El motín ruso, similar a la aparición repentina, y casi perdida, de un cometa, sirve para recordarle al mundo toda esta volatilidad potencial que acecha debajo de la superficie del petróleo. En un alto nivel, el mundo depende de un producto básico, con un número desproporcionado de productores política o económicamente inestables, y donde la política y los gustos de los inversores se han combinado para suprimir el gasto en fuentes alternativas en regiones más estables. Este último, después de todo, ofreció un seguro, en forma de auges en lugares como el Mar del Norte y Alaska, después de las crisis del petróleo de la década de 1970. El sistema que tenemos hoy descansa sobre cimientos débiles y tolerancias más pequeñas.
Esta situación ofrece ayuda tanto para los alcistas del petróleo como para sus aspirantes a empresarios de pompas fúnebres. Por el lado del petróleo, las amenazas desde el exterior significan aumentar la oferta local en un eco de lo que sucedió en la década de 1970. Incluso si los barriles de los EE.UU. y los países aliados no siempre son los más baratos, al menos están a salvo del tipo de agitación personificado por el motín de Prigozhin. En el lado de la transición, el motín de Prigozhin es, como la guerra rusa misma, solo una razón más para abandonar el petróleo por completo. La única forma de neutralizar verdaderamente la amenaza de Rusia y la influencia de otros petroestados es romper nuestra adicción al combustible que los financia.

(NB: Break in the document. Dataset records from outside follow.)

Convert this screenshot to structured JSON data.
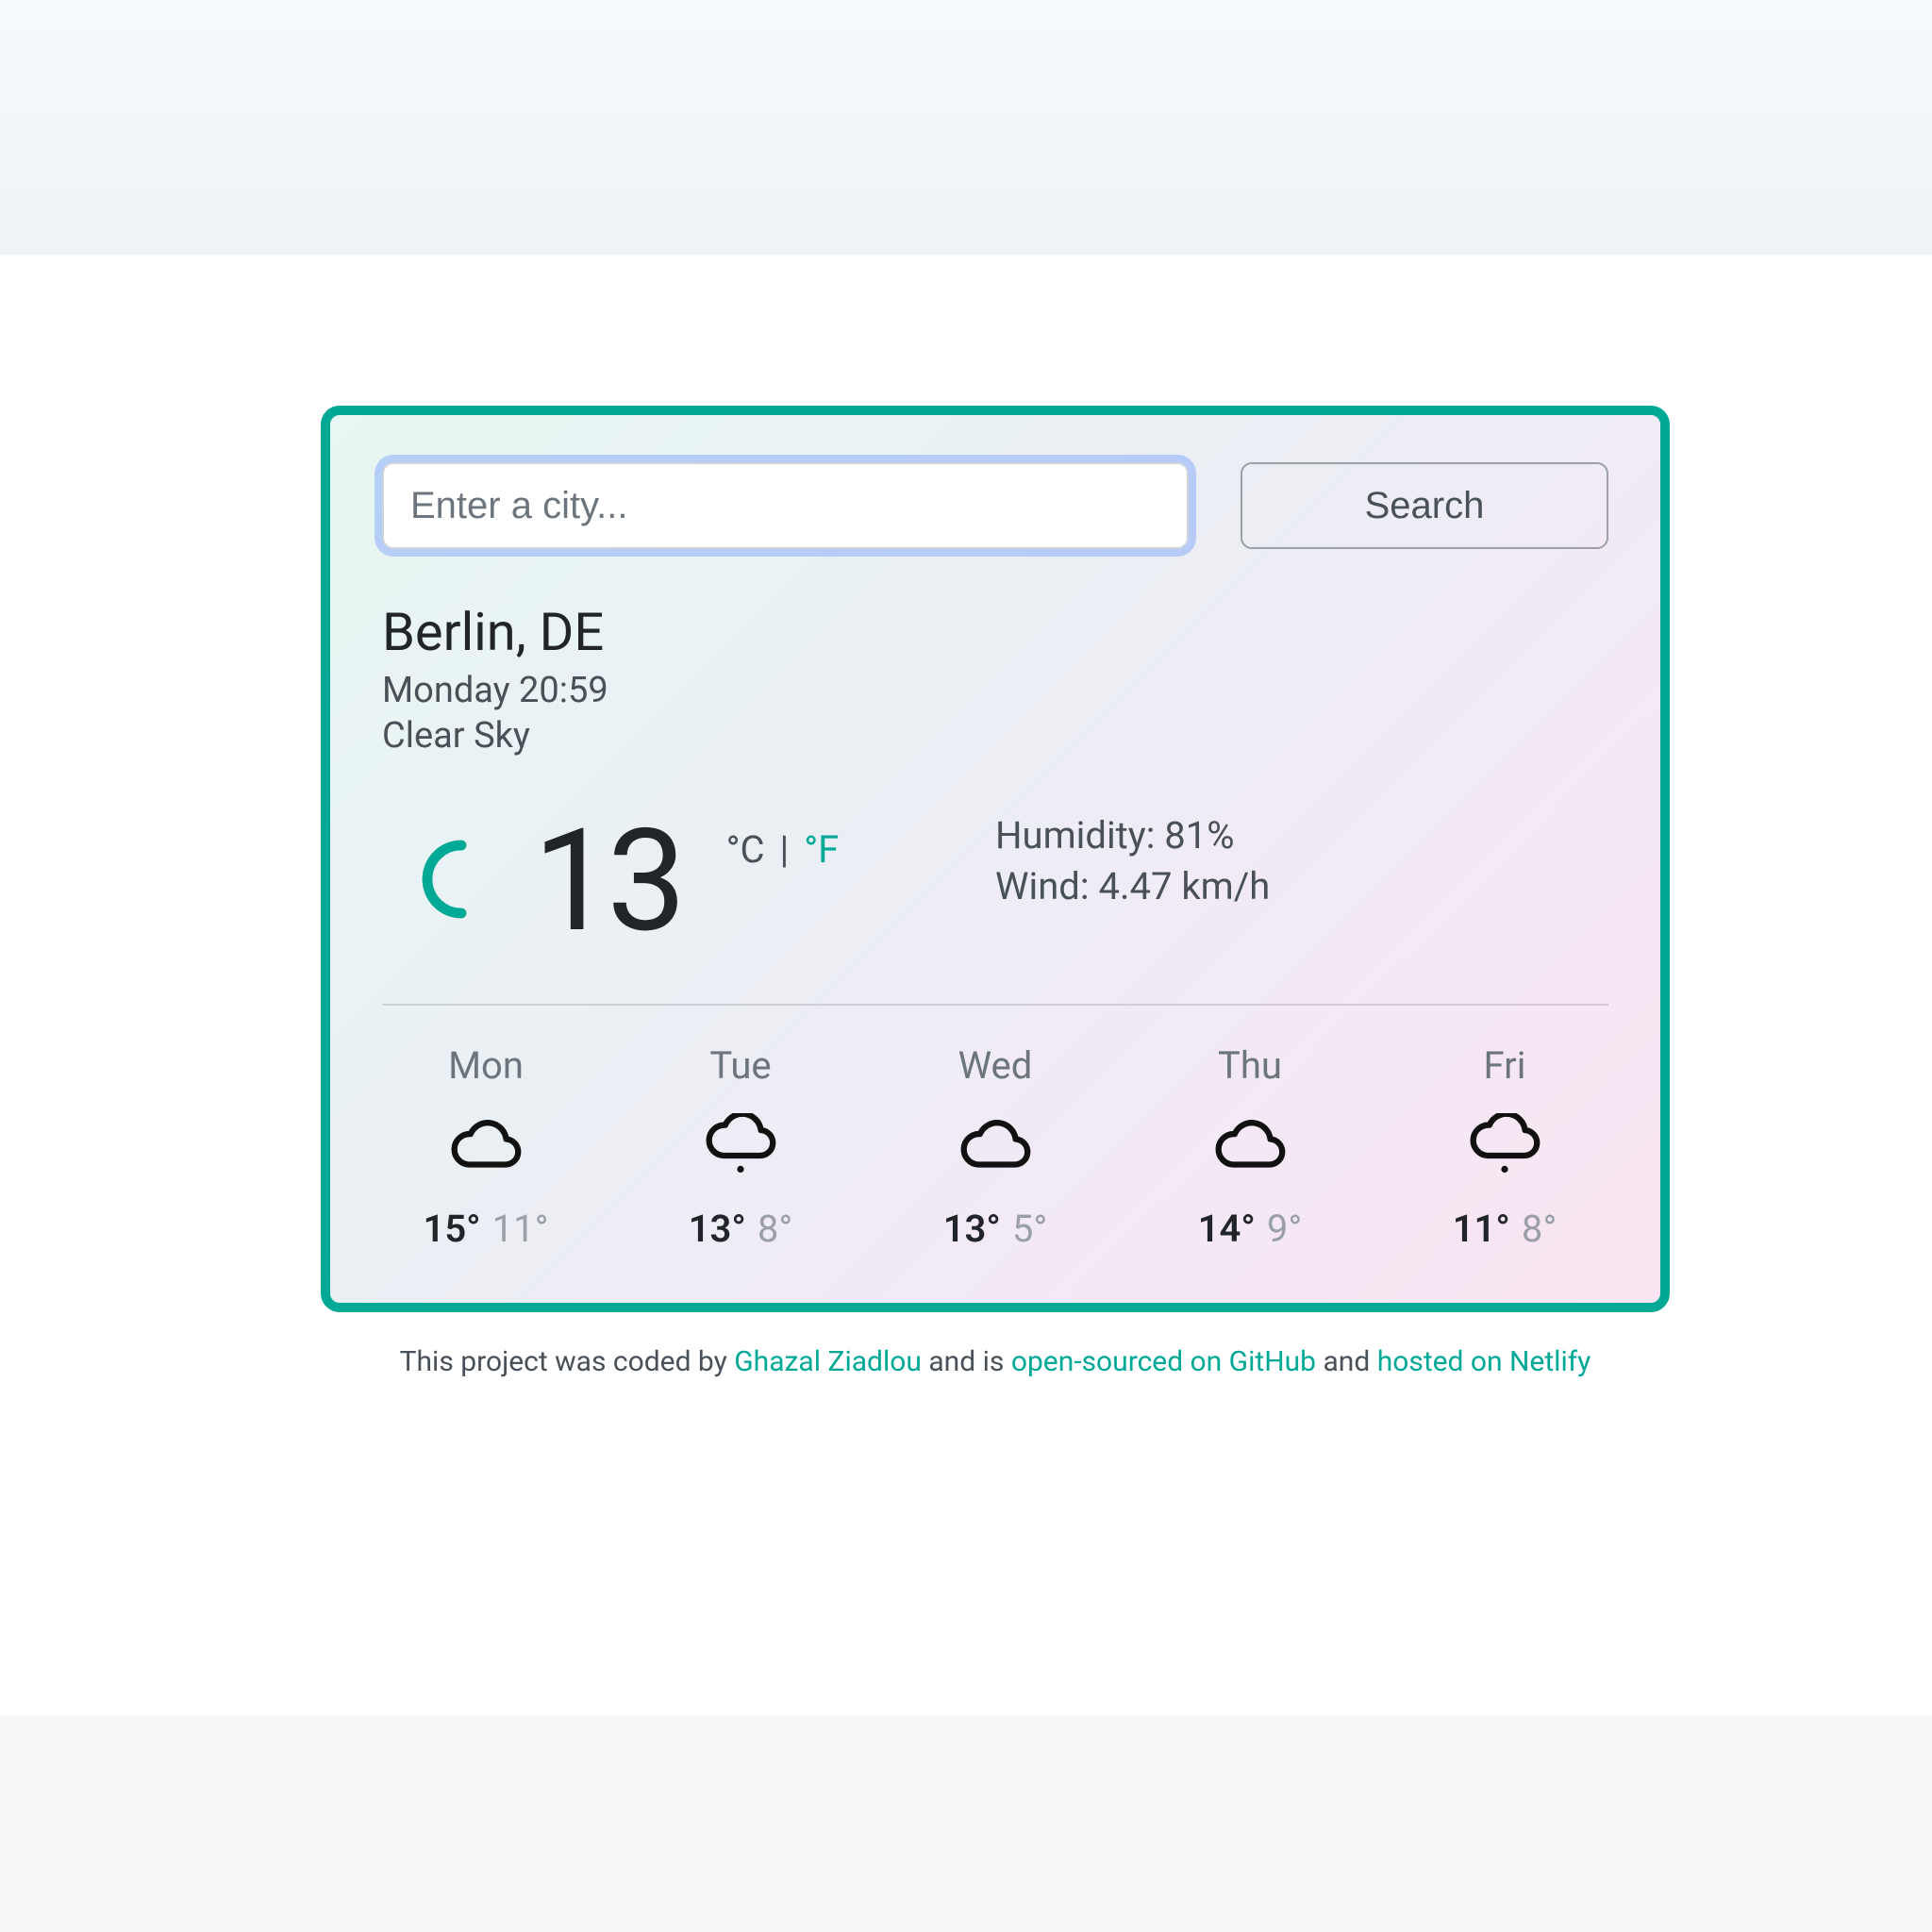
{
  "search": {
    "placeholder": "Enter a city...",
    "button_label": "Search"
  },
  "current": {
    "city": "Berlin, DE",
    "datetime": "Monday 20:59",
    "description": "Clear Sky",
    "temperature": "13",
    "unit_c": "°C",
    "unit_sep": " | ",
    "unit_f": "°F",
    "humidity_label": "Humidity: ",
    "humidity_value": "81%",
    "wind_label": "Wind: ",
    "wind_value": "4.47 km/h",
    "icon": "clear-night"
  },
  "forecast": [
    {
      "day": "Mon",
      "icon": "cloud",
      "hi": "15°",
      "lo": "11°"
    },
    {
      "day": "Tue",
      "icon": "cloud-rain",
      "hi": "13°",
      "lo": "8°"
    },
    {
      "day": "Wed",
      "icon": "cloud",
      "hi": "13°",
      "lo": "5°"
    },
    {
      "day": "Thu",
      "icon": "cloud",
      "hi": "14°",
      "lo": "9°"
    },
    {
      "day": "Fri",
      "icon": "cloud-rain",
      "hi": "11°",
      "lo": "8°"
    }
  ],
  "footer": {
    "t1": "This project was coded by ",
    "link1": "Ghazal Ziadlou",
    "t2": " and is ",
    "link2": "open-sourced on GitHub",
    "t3": " and ",
    "link3": "hosted on Netlify"
  }
}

Los alcistas del petróleo promueven la diversificación de la oferta dentro del paradigma existente; los transicionistas presionan por la diversificación de la demanda hasta el punto de hacer añicos ese paradigma. Sin embargo, hay una tira de Moebius al acecho dentro de estos puntos de vista opuestos. Los esfuerzos para poner fin a la demanda de petróleo, como la electrificación de vehículos, brindan una razón para posponer la inversión en nueva producción nacional de petróleo. Sin embargo, esto último, al dejarnos más vulnerables a las conmociones, conlleva riesgos económicos y políticos, dado que seguiremos dependiendo de los combustibles fósiles durante los próximos años, incluso en escenarios de transición color de rosa. El cambio climático, junto con la agresión y la fragilidad de Rusia, están ganando argumentos para cambios fundamentales en nuestros hábitos energéticos que reducen el riesgo de ambos. Sin embargo, para llegar allí, confiamos en un sistema existente cuya integridad se erosiona cuanto más tratamos de alejarnos de él.
A principios de esta semana, el hombre de Rusia en Canberra también había renunciado a la lucha. Lo que sea que pase por normal en las relaciones entre Australia y Rusia sin duda está intacto. Pero el mundo de hoy es un poco diferente de lo que era al cierre de la semana pasada. Hemos tenido un recordatorio poderoso, aunque breve, de cuántos estragos podría causar un solo tipo en nuestro sistema de energía.